Um homem mudou-se para uma outra cidade em um outro país. Registrou-se em uma pensão e saiu para almoçar. No caminho foi roubado todo seu dinheiro e seu passaporte. Ao saber que o hóspede estava impossibilitado de arcar com a despesas do aluguel o dono da pensão ofereceu-lhe um emprego no estacionamento. O emprego era noturno. Era simples, bastava ficar em uma sala olhando para uma televisão ligada em uma câmera de vigilância que apontava para um portão. E com o único intuito de provar que se encontrava desperto na jornada de trabalho era preciso apertar um botão de ponto de meia em meia hora. Passados quatro anos o homem pediu demissão por problemas de saúde. Por alguma razão ele não conseguia dormir em momento algum. A cada meia hora ele tinha o reflexo de acordar.
Uma mulher foi até a mercearia comprar um pacote de macarrão instantâneo. Deixou sua bicicleta amarrada em uma corrente na porta. Na volta ela tinha sido roubada. A mulher reclamou ao segurança que ali vigiava. Ele respondeu que era impossível vigiar todas as coisas, que cada um cuidasse do era seu. Enfurecida a mulher deu encaminhamento à sua vingança. A princípio passava as noites a inserir cola nas fechaduras da loja impossibilitando assim sua abertura, tornando necessário que as fechaduras fossem trocadas todos os dias. Em seguida passou a colar todas as fechaduras da rua e depois todo o comércio do bairro. Ela foi identificada através das imagens das câmeras de segurança e foi presa.

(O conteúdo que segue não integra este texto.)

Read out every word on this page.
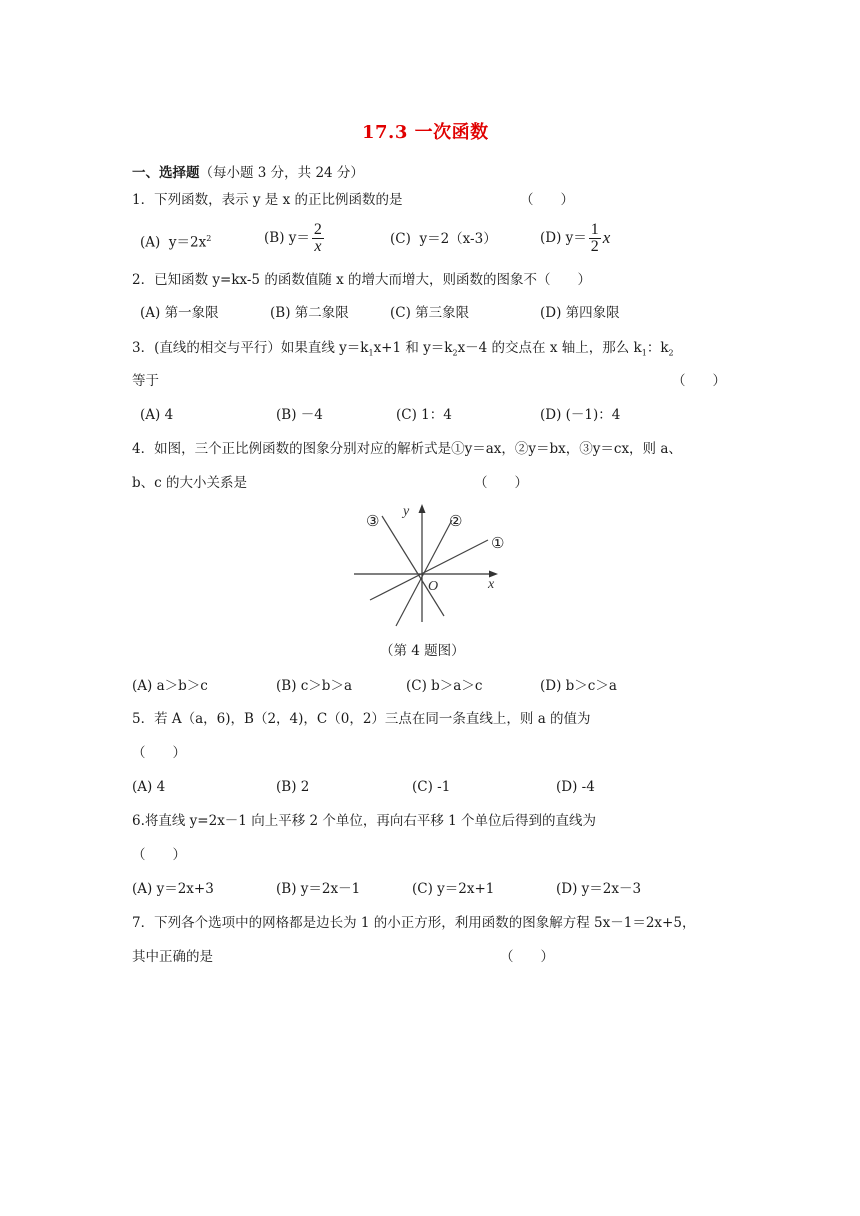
17.3 一次函数
一、选择题（每小题 3 分，共 24 分）
1．下列函数，表示 y 是 x 的正比例函数的是	（　　）
(A) $y=2x^2$	(B)
$y= \frac{2}{x}$	(C) y＝2（x-3）	(D)
$y= \frac{1}{2}$ x
2．已知函数 y=kx-5 的函数值随 x 的增大而增大，则函数的图象不（　　）
(A) 第一象限	(B) 第二象限	(C) 第三象限	(D) 第四象限
3．(直线的相交与平行）如果直线 $y=k_1x+1$ 和 $y=k_2x-4$ 的交点在 x 轴上，那么 $k_1$：$k_2$
等于	（　　）
(A) 4	(B) －4	(C) 1：4	(D) (－1)：4
4．如图，三个正比例函数的图象分别对应的解析式是①y＝ax，②y＝bx，③y＝cx，则 a、
b、c 的大小关系是	（　　）
③	②
①
y
x
O
（第 4 题图）
(A) a＞b＞c	(B) c＞b＞a	(C) b＞a＞c	(D) b＞c＞a
5．若 A（a，6)，B（2，4)，C（0，2）三点在同一条直线上，则 a 的值为
（　　）
(A) 4	(B) 2	(C) -1	(D) -4
6.将直线 y=2x－1 向上平移 2 个单位，再向右平移 1 个单位后得到的直线为
（　　）
(A) y＝2x+3	(B) y＝2x－1	(C) y＝2x+1	(D) y＝2x－3
7．下列各个选项中的网格都是边长为 1 的小正方形，利用函数的图象解方程 5x－1＝2x+5，
其中正确的是	（　　）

O homem se despediu da mulher e foi comprar cigarros. No caminho notou que um casal visitava um imóvel em exposição. Era um apartamento grande com dois pavimentos. O casal dizia que era impossível alugar os dois pisos. O proprietário dizia que só alugaria o imóvel todo para um único inquilino. O valor era baixo e o homem em um impulso aceitou o acordo. No apartamento moravam fadas que mantinham um minúsculo escritório próximo ao rodapé da sala de estar. As fadas se alimentavam do seu tempo e o impediam de sair. Para sair da nova casa e voltar à antiga casa era preciso convencer outro homem a ficar em seu lugar e alimentar as fadas. Em dois dias se passaram vinte anos. Sua mulher cansou-se de esperá-lo e casou-se novamente.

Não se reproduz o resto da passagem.